The simple answer is, complex challenges are complex.
While that’s a correct answer, it’s not helpful in improving our abilities to manage complexity. With complexity, we know simple solutions usually fail miserably. That’s unless the solution to a complex challenge fits on a bumper sticker and you are a politician.
Whether it is improving our personal health, eliminating homelessness or reducing income inequality, we know there are not simple solutions to these complex challenges.
What is Complexity?
The unpredictability of many impacting elements (people, communities and realities) operating, interacting and reacting in both certain and uncertain ways.
If we want to lose weight and adopt a healthy lifestyle, we know we need to eat better and increase our physical activities. While these simple solutions works for some people, it has not been successful for the 71 percent of United States adults who are either overweight or obese.

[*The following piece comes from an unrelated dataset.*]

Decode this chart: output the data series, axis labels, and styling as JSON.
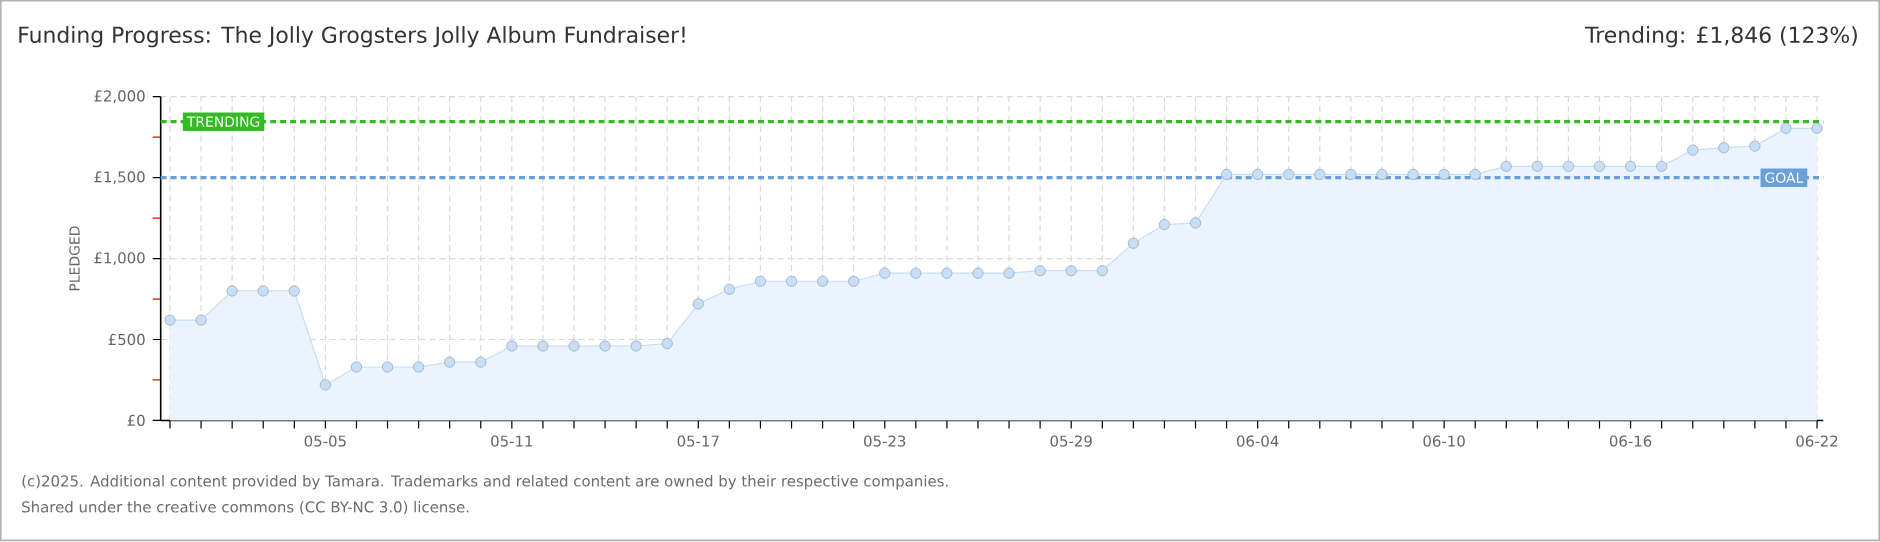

Mission success is affected by the many impacting elements; the people around us (families, friends, co-workers), our communities (work, social, neighbors, city) and many realities such as behavior, beliefs, culture, economic, education, environment, health, income & work, residence, resources, responsibilities, science, social, support & theories.

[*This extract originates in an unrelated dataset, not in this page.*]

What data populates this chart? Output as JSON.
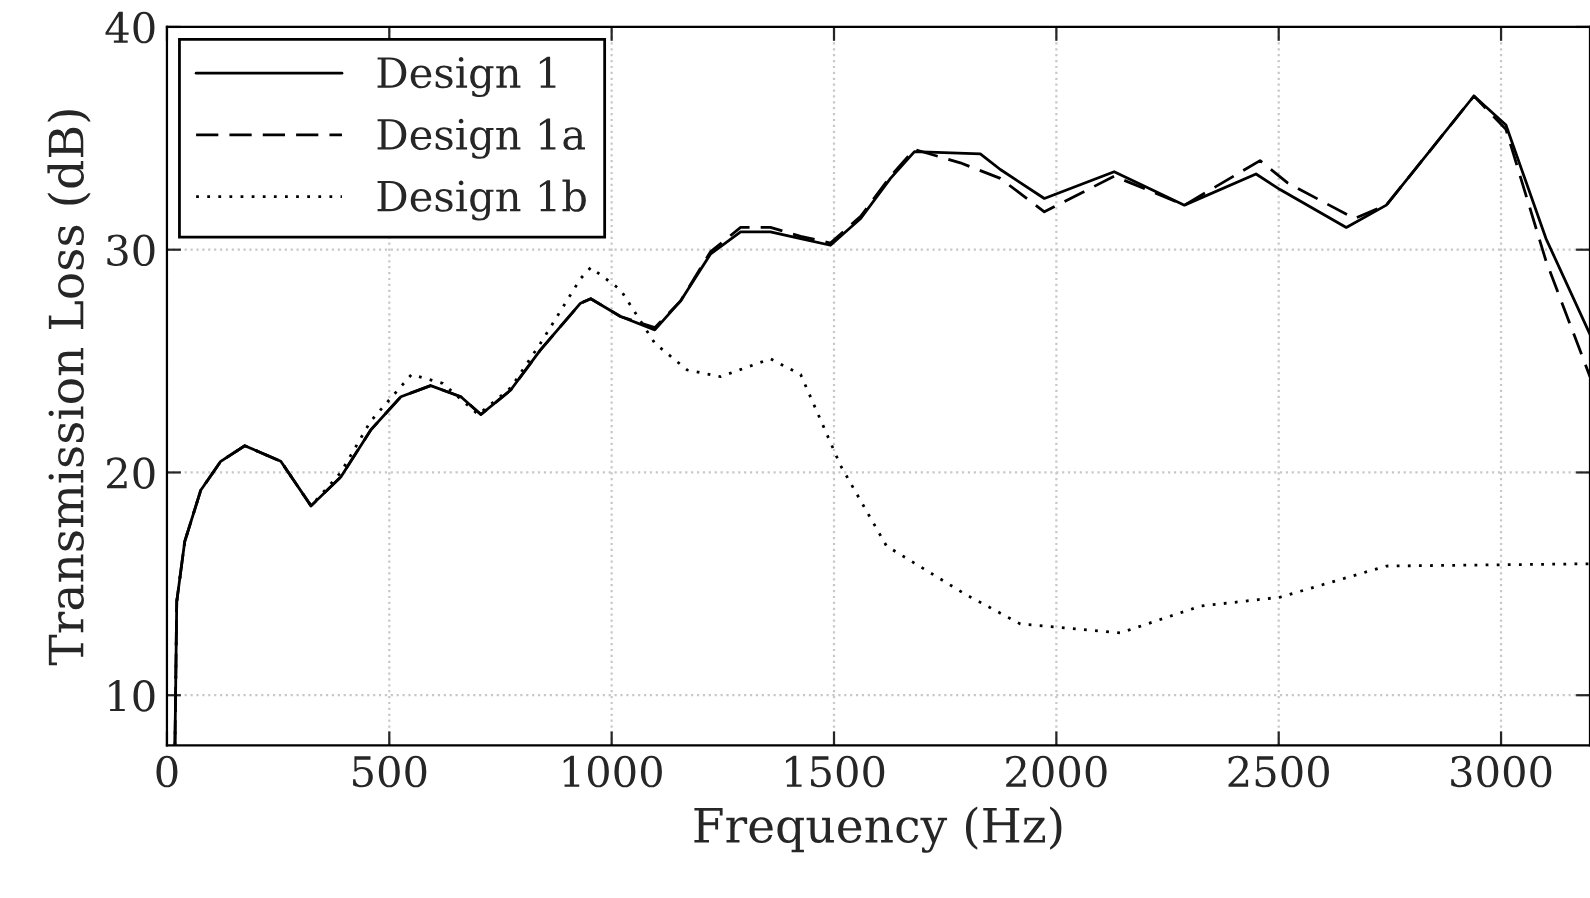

We know that choosing a mission to lose weight and adopting a healthy lifestyle is often not be enough to get us past the McDonald’s drive thru after a stressful day at work or amidst transporting young kids in the early evening to their many activities.
We Were Never Taught How to Manage Complexity
To achieve a complex challenge, we must manage the uncertainty of complexity, yet we’re not taught that in school. Complexity involves many certain and uncertain elements that interact, and get in the way of our health, relationships, career goals, transforming organizations or finding cancer cures. Yet, we are taught to use certain known elements and formulas to find answers, which doesn’t help with complexity. While proven formulas and calculations may work in school, they fail to address the complexity of achieving what we want or for transforming our lives, businesses and nations.
With complex challenges, achieving success requires managing numerous iterations of the solution rather than finding the solution at the start.
To make progress with complex challenges, it requires:
- Mission – If the mission isn’t clear, it’s difficult to focus your limited time and resources to achieve it.
- Impacting Elements – Understanding the many elements that could impact achieving the mission and how these elements will impact the mission and potential solution.
- Solution Iteration – With complexity, it is virtually impossible to get the solution right without going through numerous iterations. This is due to impacting elements being uncertain and their reactions to the solution being unpredictable.
Managing Complexity Framework Example
Tim Reilly offers us an example of how Google Search manages complexity in his book, WTF: What’s The Future and Why It’s Up to Us. Google Search, the Facebook activity feed and Amazon suggestions are solution interations that are improved every day. Google Search analyzes the “short clicks” versus the “long clicks” continuously to adapt their solution. If users click on the first search result and don’t come back, the were likely satisfied. If users click on the first search result and spend time there (“long click”), and then come back to click on the second result, they were somewhat satisfied. If users click on the first result and quickly come back to click on the second response (“short click”), they were not satisfied. If the user eventually has “long clicks” on the third or fourth search response, after “short clicks” on the top results, the lower ranked results may be more relevant. If this is done by one person, it may be an accident. If it is done by millions of people, the Google Search solution must be adapted.
Google search uses a framework of over 200 signals and an estimated 50,000 subsignals (“impacting elements”). Based on feedback from each solution iteration, they may adjust the search ranking algorithm, the ranking of a subsignal or add additional subsignals.
Our complex challenges don’t require us to build a framework as robust as Google, yet we can learn from Google the power of a clear mission, understanding the impacting elements and continously improving with each solution iteration. The complexity of health, relationships, career goals, transforming organizations or finding cancer cures often requires hundreds or even thousands of solution iterations to find the right answer. Something they didn’t have time to teach in school.